By Jim Saunders ©2025 The News Service of Florida
TALLAHASSEE — In what could be a first-of-its-kind ruling in Florida, an appeals court Tuesday said a drug-sniffing dog’s alert did not justify police searching a car because the dog could not differentiate between medical marijuana and illegal pot.
The ruling by a three-judge panel of the 5th District Court of Appeal in a Lake County case could add complexity to police searching vehicles without obtaining warrants.
The case stemmed from a Groveland police officer in September 2020 stopping a Lyft car for speeding and tag lights that weren’t working. The officer subsequently called for a drug-sniffing dog, Polo, which alerted to the presence of drugs when it walked around the car.
Officers searched the car and found a bag that contained marijuana, crack cocaine, ecstasy and methamphetamine, leading to the arrest of a passenger, Stephon Ford, according to Tuesday’s ruling. Ford tried to get the evidence suppressed by arguing that the dog could not differentiate between illegal marijuana and medical marijuana or hemp.
A circuit judge refused to suppress the evidence, but the appeals court backed Ford’s argument. While other drugs were also found, the appeals court said it is possible that Polo alerted to marijuana in the bag. The pot that was found was not medical marijuana.
“At the time when Polo alerted to a target substance in the Lyft vehicle, the police officers had no way of knowing whether Polo had detected an illegal substance (marijuana, cocaine, heroin, or methamphetamines) or a legal substance, namely the THC in hemp or medical marijuana that was properly prescribed and in the possession of a bona fide medical marijuana card holder. … Whether the substance Polo smelled was legal or illegal was not readily apparent, and thus his alert, alone, could not provide the probable cause needed to justify a warrantless search,” said Tuesday’s main opinion, written by Chief Judge James Edwards.

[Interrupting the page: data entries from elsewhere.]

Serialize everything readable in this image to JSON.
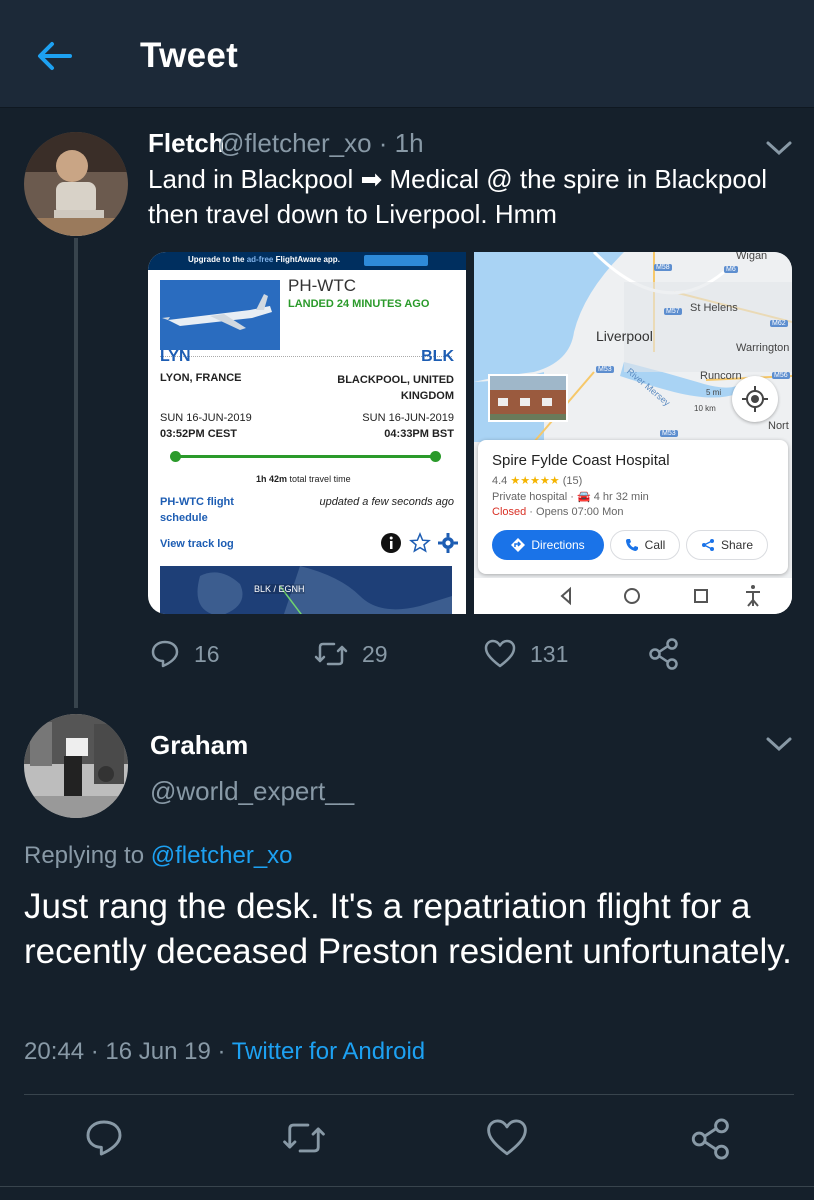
{
  "header": {
    "title": "Tweet"
  },
  "tweet1": {
    "name": "Fletch",
    "handle_time": "@fletcher_xo · 1h",
    "text": "Land in Blackpool ➡ Medical @ the spire in Blackpool then travel down to Liverpool. Hmm",
    "replies": "16",
    "retweets": "29",
    "likes": "131"
  },
  "flightaware": {
    "banner": "Upgrade to the",
    "banner_sub": "ad-free",
    "banner_end": "FlightAware app.",
    "registration": "PH-WTC",
    "status": "LANDED 24 MINUTES AGO",
    "origin_code": "LYN",
    "dest_code": "BLK",
    "origin_city": "LYON, FRANCE",
    "dest_city": "BLACKPOOL, UNITED KINGDOM",
    "origin_date": "SUN 16-JUN-2019",
    "dest_date": "SUN 16-JUN-2019",
    "origin_time": "03:52PM CEST",
    "dest_time": "04:33PM BST",
    "total_time_bold": "1h 42m",
    "total_time_rest": "total travel time",
    "schedule_link": "PH-WTC flight schedule",
    "updated": "updated a few seconds ago",
    "track_log": "View track log",
    "map_label": "BLK / EGNH"
  },
  "googlemap": {
    "labels": {
      "wigan": "Wigan",
      "st_helens": "St Helens",
      "liverpool": "Liverpool",
      "warrington": "Warrington",
      "runcorn": "Runcorn",
      "river": "River Mersey",
      "north": "Nort",
      "scale_mi": "5 mi",
      "scale_km": "10 km"
    },
    "roads": {
      "m58": "M58",
      "m6": "M6",
      "m57": "M57",
      "m62": "M62",
      "m53a": "M53",
      "m53b": "M53",
      "m56": "M56"
    },
    "place_title": "Spire Fylde Coast Hospital",
    "rating": "4.4",
    "stars": "★★★★★",
    "reviews": "(15)",
    "type": "Private hospital · 🚘 4 hr 32 min",
    "closed": "Closed",
    "opens": " · Opens 07:00 Mon",
    "btn_directions": "Directions",
    "btn_call": "Call",
    "btn_share": "Share"
  },
  "tweet2": {
    "name": "Graham",
    "handle": "@world_expert__",
    "replying_prefix": "Replying to ",
    "replying_handle": "@fletcher_xo",
    "text": "Just rang the desk. It's a repatriation flight for a recently deceased Preston resident unfortunately.",
    "time": "20:44 · 16 Jun 19 · ",
    "client": "Twitter for Android"
  },
  "colors": {
    "background": "#15202b",
    "header": "#1c2938",
    "accent": "#1da1f2",
    "muted": "#8899a6"
  }
}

Judge Jordan Pratt wrote a concurring opinion that said Tuesday’s ruling and a 2024 decision by the appeals court in a case about a police officer smelling marijuana show that “cannabis legalization carries collateral consequences.” Florida voters in 2016 approved a constitutional amendment that broadly allowed medical marijuana, though pot remains illegal under federal law and in other circumstances in Florida.
Pratt wrote that under Tuesday’s decision, “dogs trained to alert on cannabis can no longer provide the sole basis for a stop or search.” Nevertheless, he said police could continue to use alerts by drug-sniffing dogs to provide a basis for searching cars.
“An alert by a dog trained not to alert to cannabis — or to alert to cannabis differently than it alerts to other drugs — can still on its own supply probable cause,” Pratt wrote. “And for another thing, even without such canine training, an undifferentiated alert can supply probable cause when combined with an officer’s questions ruling out the presence of lawful cannabis. Officers easily can be trained to ask such questions in conjunction with a dog’s undifferentiated alert.”
Judge John MacIver concurred with the result of the majority opinion, though he did not sign on.
Edwards described the case as being “of first impression,” which generally indicates it is the first time the issue has been decided. Tuesday’s ruling, however, cited an August ruling by the full 5th District Court of Appeal that said a police officer could not use smelling marijuana as the sole basis to search a car and arrest a man.
In the Groveland case, Ford pleaded no contest to drug charges and was sentenced to 68 months in prison after the circuit judge denied his motion to suppress the evidence, Tuesday’s main opinion said. Ford, however, reserved the right to appeal.
While the appeals court agreed with Ford on the suppression issue, it upheld his conviction because of what is known as a “good faith” exception. It said the exception applied because the circuit judge followed what was legal precedent at the time.
But Edwards wrote that Tuesday’s ruling will apply in the future in the 5th District, which is based in Daytona Beach and includes areas such as Jacksonville and Ocala.
“Is the undifferentiated alert behavior of a properly trained police drug-sniffing dog sufficient to supply the sole probable cause for a warrantless search of a car, when that K-9 officer, while trained to alert to THC among other substances, cannot distinguish between illegal pot and legal medical marijuana or hemp? In other words, is that sniff up to snuff?” Edwards wrote. “Going forward, that dog won’t hunt.”